Par ailleurs, selon le même rapport, ces instructeurs militaires russes – qui sont donc officiellement des civils – assurent des missions d’escorte et de protection. Ainsi, le 10 juin, l’un d’eux a été blessé lors d’un accrochage avec des éléments de l’UPC (Union pour la Centrafrique) à Bambari.
« Entre le 7 et le 26 mai 2018, ils ont également servi d’escorte à un convoi qui, d’Am Dafok à Bangui, en passant par les villes de Birao, Ndélé, Kaga Bandoro et Bria, transportait des matériaux destinés à la construction d’hôpitaux », note le rapport des experts de l’ONU. Ce dernier relève par ailleurs la présence de 24 « instructeurs » russes à Bria et de 20 autres à Ouadda (préfécture de la Haute-Kotto, où l’on y extrait notamment des diamants et de l’or). Leur mission est d’y assurer « la sécurité des hôpitaux dont la Fédération de Russie a fait don. »

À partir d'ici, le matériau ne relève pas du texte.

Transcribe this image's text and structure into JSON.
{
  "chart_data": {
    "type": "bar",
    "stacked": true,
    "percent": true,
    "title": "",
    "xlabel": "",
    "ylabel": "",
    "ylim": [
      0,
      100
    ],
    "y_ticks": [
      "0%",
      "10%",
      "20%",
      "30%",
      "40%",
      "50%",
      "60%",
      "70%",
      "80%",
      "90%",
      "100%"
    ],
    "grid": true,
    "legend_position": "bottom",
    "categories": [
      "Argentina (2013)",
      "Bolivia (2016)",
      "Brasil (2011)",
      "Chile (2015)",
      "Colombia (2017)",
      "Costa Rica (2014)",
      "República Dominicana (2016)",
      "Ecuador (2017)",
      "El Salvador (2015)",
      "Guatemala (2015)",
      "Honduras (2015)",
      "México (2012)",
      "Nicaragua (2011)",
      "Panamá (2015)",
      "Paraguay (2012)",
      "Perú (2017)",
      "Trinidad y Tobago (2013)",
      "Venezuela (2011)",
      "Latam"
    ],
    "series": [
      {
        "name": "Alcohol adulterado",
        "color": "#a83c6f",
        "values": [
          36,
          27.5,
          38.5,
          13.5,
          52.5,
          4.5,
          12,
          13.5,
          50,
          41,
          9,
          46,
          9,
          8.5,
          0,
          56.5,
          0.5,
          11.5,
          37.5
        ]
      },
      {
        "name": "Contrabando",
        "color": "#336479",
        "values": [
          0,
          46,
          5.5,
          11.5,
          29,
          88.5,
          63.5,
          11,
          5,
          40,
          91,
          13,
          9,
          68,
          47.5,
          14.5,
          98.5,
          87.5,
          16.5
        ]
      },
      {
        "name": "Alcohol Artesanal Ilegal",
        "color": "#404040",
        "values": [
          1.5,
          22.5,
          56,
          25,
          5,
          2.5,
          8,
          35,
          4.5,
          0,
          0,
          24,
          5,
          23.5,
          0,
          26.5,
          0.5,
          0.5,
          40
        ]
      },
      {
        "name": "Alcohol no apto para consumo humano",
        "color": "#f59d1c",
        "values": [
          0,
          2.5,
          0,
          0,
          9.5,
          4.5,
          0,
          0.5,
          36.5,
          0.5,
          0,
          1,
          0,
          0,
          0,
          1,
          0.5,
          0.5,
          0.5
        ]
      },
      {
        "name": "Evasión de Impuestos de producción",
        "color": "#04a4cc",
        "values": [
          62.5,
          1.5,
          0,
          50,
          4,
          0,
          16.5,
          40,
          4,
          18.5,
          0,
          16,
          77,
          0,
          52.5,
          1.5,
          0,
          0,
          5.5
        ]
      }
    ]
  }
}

Cela étant, ce document n’évoque pas les contrats de prospection minière ou les concessions attribués par Bangui à Moscou. Selon Africa Intelligence, la société russe Lobaye Invest, filiale de M Invest, un groupe fondé par Evguéni Prigojine, un homme d’affaires proche du chef du Kremlin et actionnaire de Wagner, y serait partie prenante.
En outre, le rapport souligne le rôle d’un conseiller russe placé auprès du président Faustin-Archange Touadéra pour les questions de sécurité nationale. C’est à ce titre qu’il a rencontré « à plusieurs reprises des chefs des groupes armés pour s’entretenir de questions liées, entre autres, au désarmement, à la démobilisation et à la réintégration, à la réconciliation nationale et au partage des revenus de l’exploitation des ressources naturelles entre les autorités locales et nationales. »
Mais les démarches de ce conseiller russe n’ont, à ce jour, été sans succès. « Certains chefs de groupes armés ont dit au Groupe
d’experts qu’en ce qui les concernait, ces discussions ne constituaient pas des pourparlers directs avec le Gouvernement mais des négociations avec un partenaire étranger du Gouvernement », relate le rapport.
Et ces groupes armées, notamment ceux de l’ex-coalition de la Séléka, sont d’autant moins disposés à discuter qu’ils estiment que le gouvenrnement centrafricains, grâce aux livraisons d’armes russes aux FACA, « une solution militaire », indique les experts. Du coup, le trafic d’armes a été relancé, via le Soudan voisin.